Opinion: Canadian prisons need international oversight to prevent human rights violations
Catherine Latimer is the executive director at the John Howard Society of Canada.
Today, Canada will receive an assessment of its human rights record as part of the United Nations’ Universal Periodic Review (UPR). Every UN member state undergoes a UPR assessment, which invites “relevant stakeholders” such as national human rights institutions to provide documentation about the human rights successes and failures of the state under review.
In that spirit, the Canadian Human Rights Commission (CHRC) made a submission to the UPR that focused on “situations where people are deprived of their liberty.” Ultimately, the CHRC recommended that Canada ratify the Optional Protocol to the Convention against Torture (OPCAT), which would enable “ongoing and enhanced independent oversight, monitoring and reporting in all places of detention” to ensure that Canada meets its human rights commitments in facilities such as jails and prisons.
We at the John Howard Society of Canada (JHSC), an organization committed to protecting the human rights of incarcerated people in this country, support the CHRC’s call for Canada to ratify the OPCAT. We believe that oversight from an international body is needed in this country because we frequently hear from incarcerated people whose human rights have been violated, including from people whose treatment in Canadian prisons amounts to torture.
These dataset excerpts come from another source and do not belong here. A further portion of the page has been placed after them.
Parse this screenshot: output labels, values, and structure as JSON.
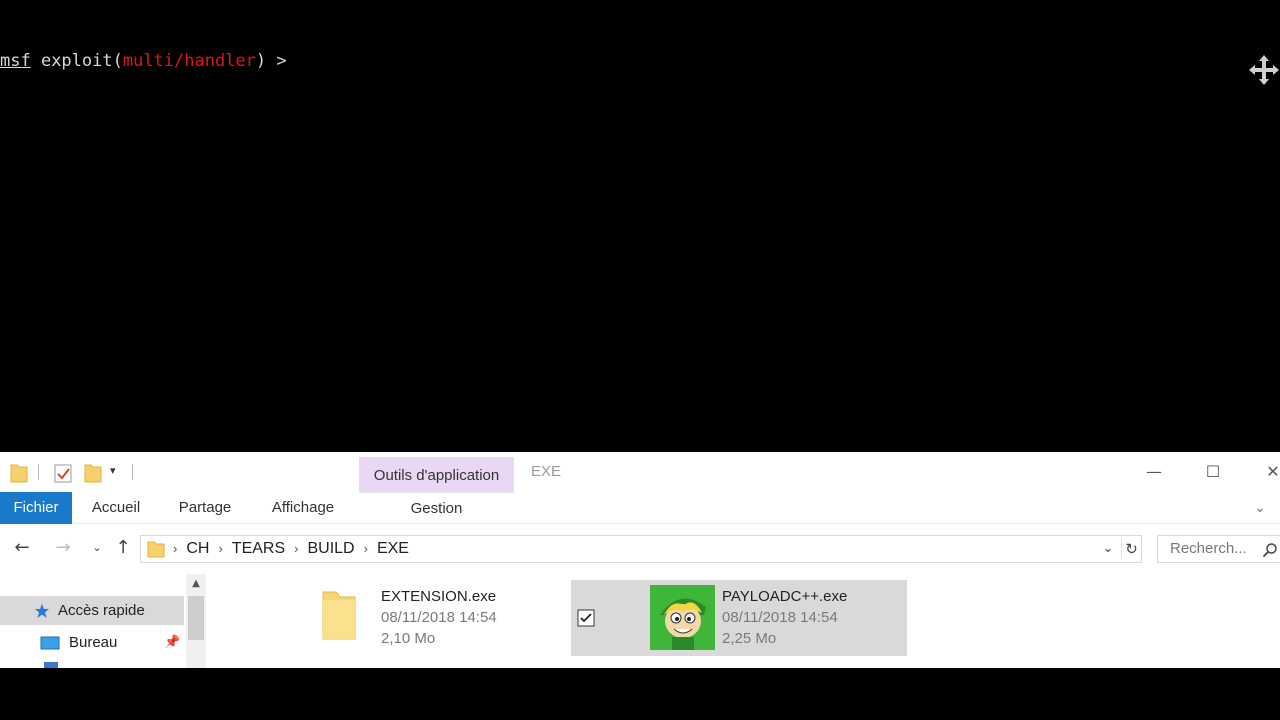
{
  "terminal": {
    "prompt_prefix": "msf",
    "prompt_command": " exploit(",
    "prompt_module": "multi/handler",
    "prompt_suffix": ") >",
    "module_color": "#e01414"
  },
  "explorer": {
    "window_title": "EXE",
    "contextual_tab_header": "Outils d'application",
    "ribbon_tabs": {
      "fichier": "Fichier",
      "accueil": "Accueil",
      "partage": "Partage",
      "affichage": "Affichage",
      "gestion": "Gestion"
    },
    "breadcrumb": [
      "CH",
      "TEARS",
      "BUILD",
      "EXE"
    ],
    "search_placeholder": "Recherch...",
    "nav_pane": {
      "quick_access": "Accès rapide",
      "bureau": "Bureau"
    },
    "files": [
      {
        "name": "EXTENSION.exe",
        "date": "08/11/2018 14:54",
        "size": "2,10 Mo",
        "icon": "folder-icon",
        "selected": false
      },
      {
        "name": "PAYLOADC++.exe",
        "date": "08/11/2018 14:54",
        "size": "2,25 Mo",
        "icon": "cartoon-face-icon",
        "selected": true
      }
    ],
    "accent_color": "#1979ca",
    "context_tab_color": "#e9d7f3"
  }
}
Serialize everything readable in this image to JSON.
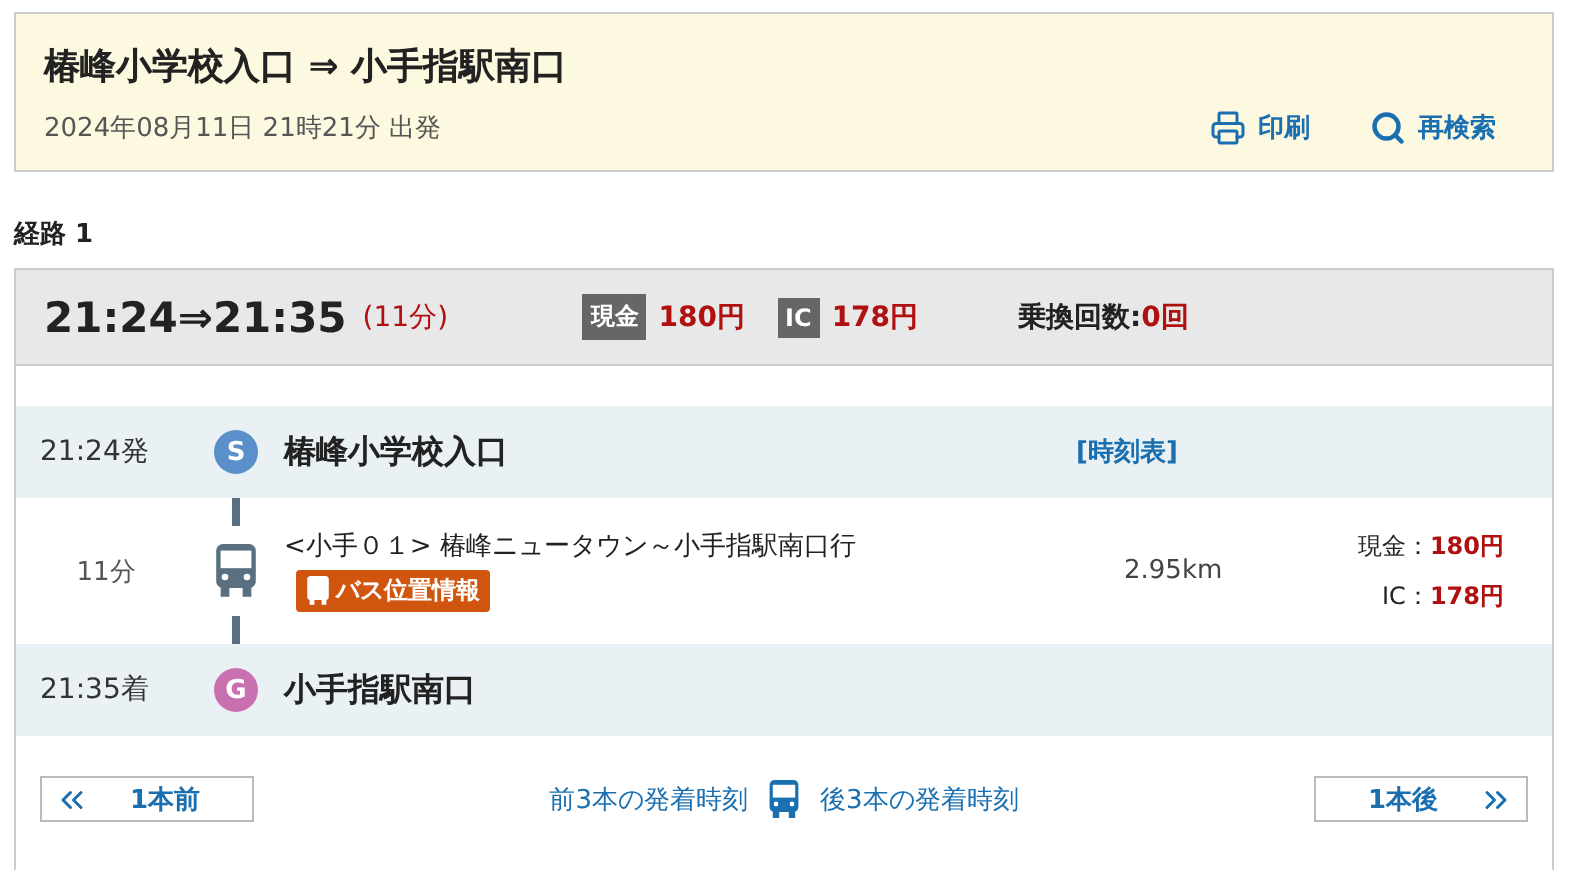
{
  "header": {
    "title": "椿峰小学校入口 ⇒ 小手指駅南口",
    "date": "2024年08月11日 21時21分 出発",
    "actions": [
      {
        "kind": "print",
        "label": "印刷"
      },
      {
        "kind": "search",
        "label": "再検索"
      }
    ]
  },
  "route": {
    "label": "経路 1",
    "times": "21:24⇒21:35",
    "duration": "(11分)",
    "fares": [
      {
        "tag": "現金",
        "price": "180円"
      },
      {
        "tag": "IC",
        "price": "178円"
      }
    ],
    "transfers_label": "乗換回数:",
    "transfers": "0回",
    "departure": {
      "time": "21:24発",
      "marker": "S",
      "kind": "start",
      "name": "椿峰小学校入口",
      "link": "[時刻表]"
    },
    "segment": {
      "duration": "11分",
      "line": "<小手０１> 椿峰ニュータウン～小手指駅南口行",
      "badge": "バス位置情報",
      "distance": "2.95km",
      "fares": [
        {
          "label": "現金：",
          "price": "180円"
        },
        {
          "label": "IC：",
          "price": "178円"
        }
      ]
    },
    "arrival": {
      "time": "21:35着",
      "marker": "G",
      "kind": "goal",
      "name": "小手指駅南口"
    },
    "footer": {
      "prev": "1本前",
      "prev_times": "前3本の発着時刻",
      "next_times": "後3本の発着時刻",
      "next": "1本後"
    }
  }
}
According to the Canadian Criminal Code, torture “means any act or omission by which severe pain or suffering, whether physical or mental, is intentionally inflicted on a person.” Yet the application of this definition isn’t straightforward in jails and prisons, which are by nature punitive and violent but also secretive. Excessive institutional violence, including torture, is often hard for outsiders to identify and easy for officials to rationalize.
Consider, for example, Canada’s continued use of solitary confinement. In 2019, the Supreme Court found that administrative segregation, a form of solitary confinement used in Canadian prisons, was cruel and unconstitutional. According to the UN’s Standard Minimum Rules for the Treatment of Prisoners (Rules 43 and 44), prolonged solitary confinement, which many imprisoned people experienced in administrative segregation, met the definition of torture. And so, to great fanfare, the federal government passed Bill C-83, which introduced structured intervention units (SIUs) to separate prisoners and, in theory, ensure that they were not isolated for extended periods of time.
Yet a 2021 report found that prolonged solitary confinement continued to be used in Canada’s prisons, and imprisoned people tell us that the practice persists today. The structured intervention units were only a rebranding that obscured torture; like a new dust sheet covering an old chair, it served to soften the rough edges and distort the details.
At JHSC, we hear from Canadian prisoners who have been subjected to other cruelties that meet the definition of torture, but their experiences go largely unreported. Sometimes, these cruelties form a pattern, indicating that they aren’t isolated acts of brutality but are instead, at some level, established practices.
For example, some imprisoned people tell us that guards have refused to provide them with their prescribed medication, including for pain. Although seemingly passive, withholding pain medication constitutes torture under the Criminal Code because it is the intentional infliction of “pain and suffering” through “omission.”
Imprisoned people have also described how guards at some facilities have intentionally locked prisoners who are known enemies, such as rival gang members, between two safety doors, caging them together to coerce them to fight. This practice, called “double dooring,” is used by guards to intimidate, coerce, or punish disobedient prisoners. Double dooring did receive some media exposure in a 2017 report about harassment at the Edmonton Institution maximum-security prison, but in that case, it was only discussed as a practice used by guards to intimidate other guards. That this cruel practice has a history of being used against imprisoned people has gone largely unrecognized.
OPCAT’s review of Canada’s detention facilities would help protect imprisoned Canadians against these and other forms of torture and cruelty because international oversight can affect domestic policy. International attention to segregation and racial violence in the 1950s and 1960s, for instance, helped force U.S. politicians to pass legislation like the Civil Rights Act and the Voting Rights Act.
Ultimately, ratifying the OPCAT would help safeguard this country’s human rights obligations as established in agreements such as the UN Charter and the Universal Declaration of Human Rights, and clarify Canadian values both domestically and internationally. It would also give Canada the moral authority to demand that other countries be similarly transparent to international oversight. That, after all, is what Canadian leadership on the world stage should look like.